さすがに公明党の山口代表が18日、「Go To トラベル」について、「結果(効果)を少し省みて、今後どうするか検討してみたらいい」と口にし始めたが、アクセルとブレーキを同時に踏むのは無理であり、二兎を追っても一兎も得ずなのである。
もはや無政府状態
「一体、政府は何をやっているんですか。この先、恐ろしいことになりますよ」
都内で10店舗ほどのレストランを経営する社長は、怒りに震えていた。
「家賃補助の制度ができましたが、家賃支払いの証明は1カ月以内のものじゃなきゃダメだという。2月だったらあるのに、コロナ禍で今は家賃を払えていないのだから支払い証がありません。雇用調整助成金にしても、ウチぐらいの規模ならギリギリなんとかなりますが、店舗数が増えれば増えるほど、人件費も高いので、助成金では足が出る。秋冬に向け、潰れる会社が激増すると思います」
18日公表された東京商工リサーチの最新アンケート調査でも、それはハッキリ分かる。コロナの収束が長引いた場合、廃業を検討する可能性のある中小企業は単純計算で30万社超に上り、その時期は「1年以内」が44・9%で半数近かった。年内に売り上げ半減の可能性があるとしたのは41・5%。前回調査より10・3ポイントも悪化した。

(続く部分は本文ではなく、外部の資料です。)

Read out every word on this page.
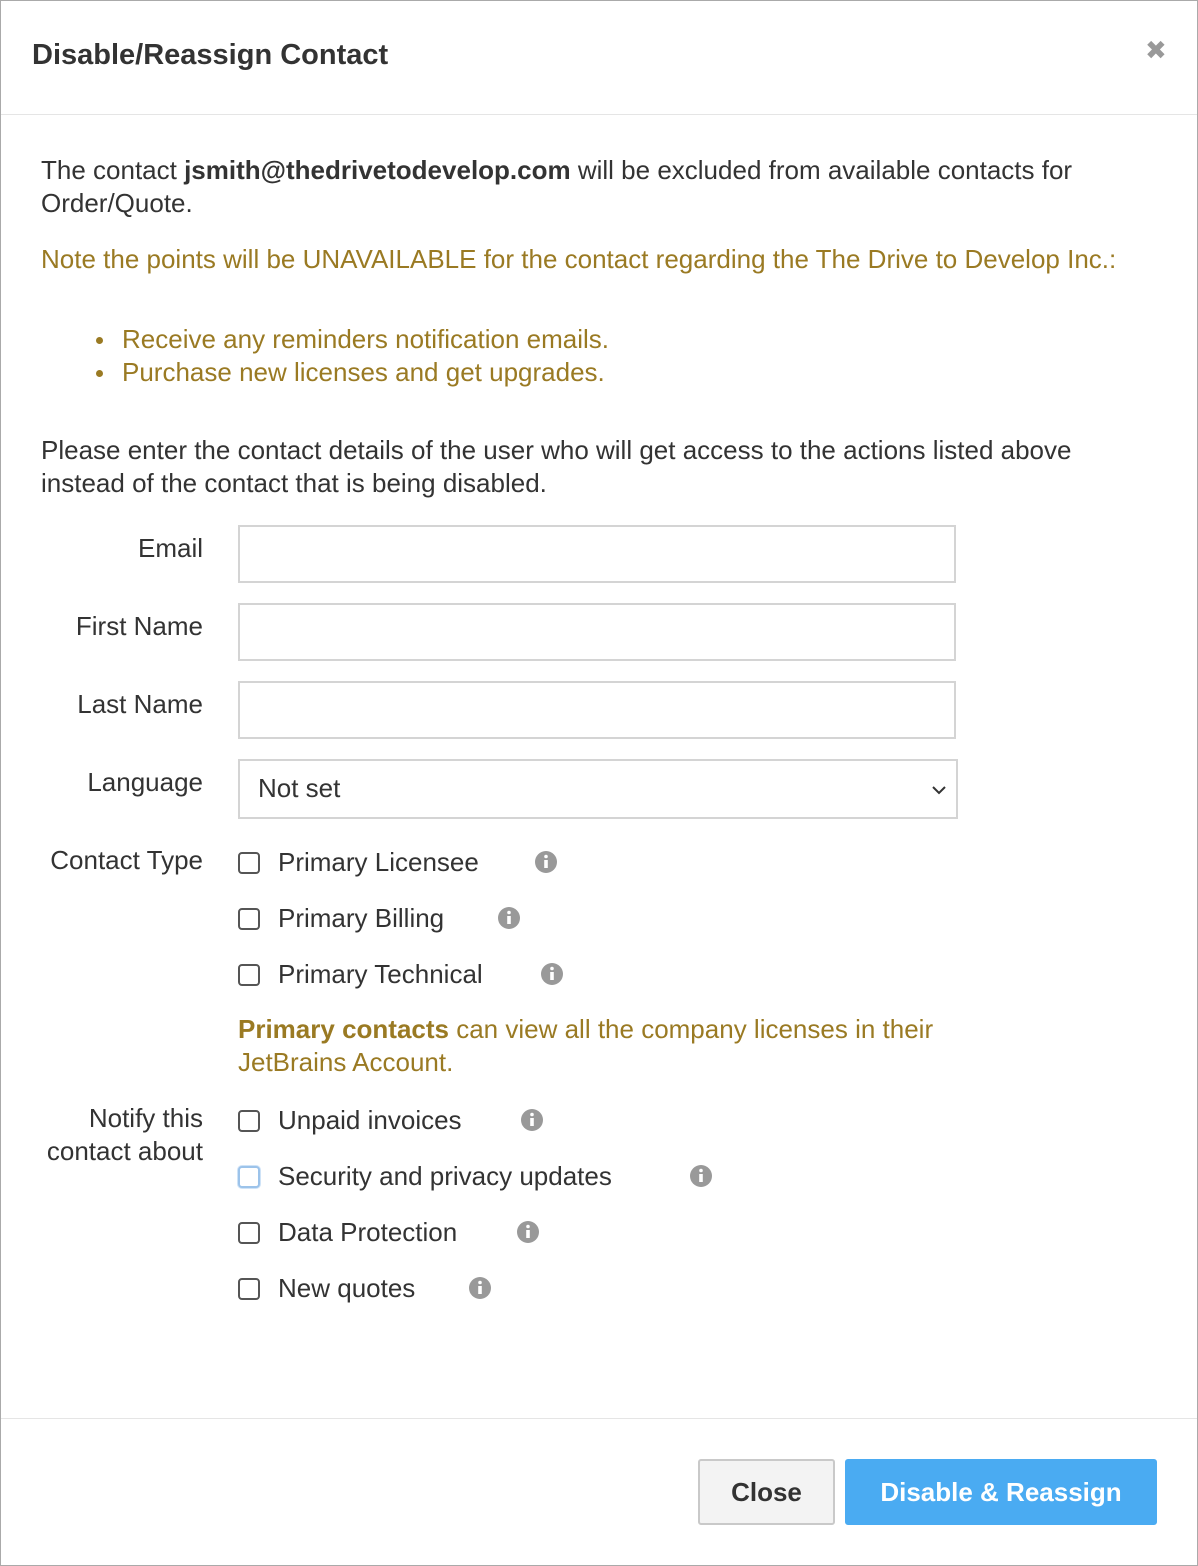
Disable/Reassign Contact	✖
The contact jsmith@thedrivetodevelop.com will be excluded from available contacts for Order/Quote.
Note the points will be UNAVAILABLE for the contact regarding the The Drive to Develop Inc.:
Receive any reminders notification emails.
Purchase new licenses and get upgrades.
Please enter the contact details of the user who will get access to the actions listed above instead of the contact that is being disabled.
Email
First Name
Last Name
Language Not set
Contact Type	Primary Licensee
Primary Billing
Primary Technical
Primary contacts can view all the company licenses in their JetBrains Account.
Notify this
contact about
Unpaid invoices
Security and privacy updates
Data Protection
New quotes
Close	Disable & Reassign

経営者心理がどんどん冷え込んでいっている。それなのに有効な手を一切打てない政治って何なのか。航空会社やホテルなど大手企業だって他人事じゃない。このままでは地獄の企業クラッシュに突入である。
経済アナリストの菊池英博氏はこう話す。
「日本は無政府状態ですよ。コロナ対策では初動で失敗し、その後、いったん、感染者は減りましたが、東京・歌舞伎町のエピセンターを抑えられず、今や第2波懸念です。安倍首相が人気取りで緊急事態宣言の期間を繰り上げて終了したのも、判断間違いでした。本来、収束してから行うはずだった『Go To キャンペーン』を強行したのも政治的なミスです。でも、失敗を認めたくないので『もう放置しておこう』という酷い状態。無策のうえ、支離滅裂で大局的な方針がない。このままでは他国に比べても経済の回復は遅れるでしょう。これまでの愚策を否定し、切り替えられる人を新しい首相にすべきです」
安倍の健康状態が悪いのは間違いないのだろう。持病の潰瘍性大腸炎の治療だけでなく、がんの検査も行ったというし、病人なら休息が必要だ。しかし、今夏はいつもと同じ夏ではない。コロナ禍のこの有事に、国のトップとしての任にかなわないのならば、国民に対して申し訳ないと思うのが本物の指導者だろう。「全身全霊で打ち込める次の人に託す」ことこそ、本当の「責任感」ではないのか。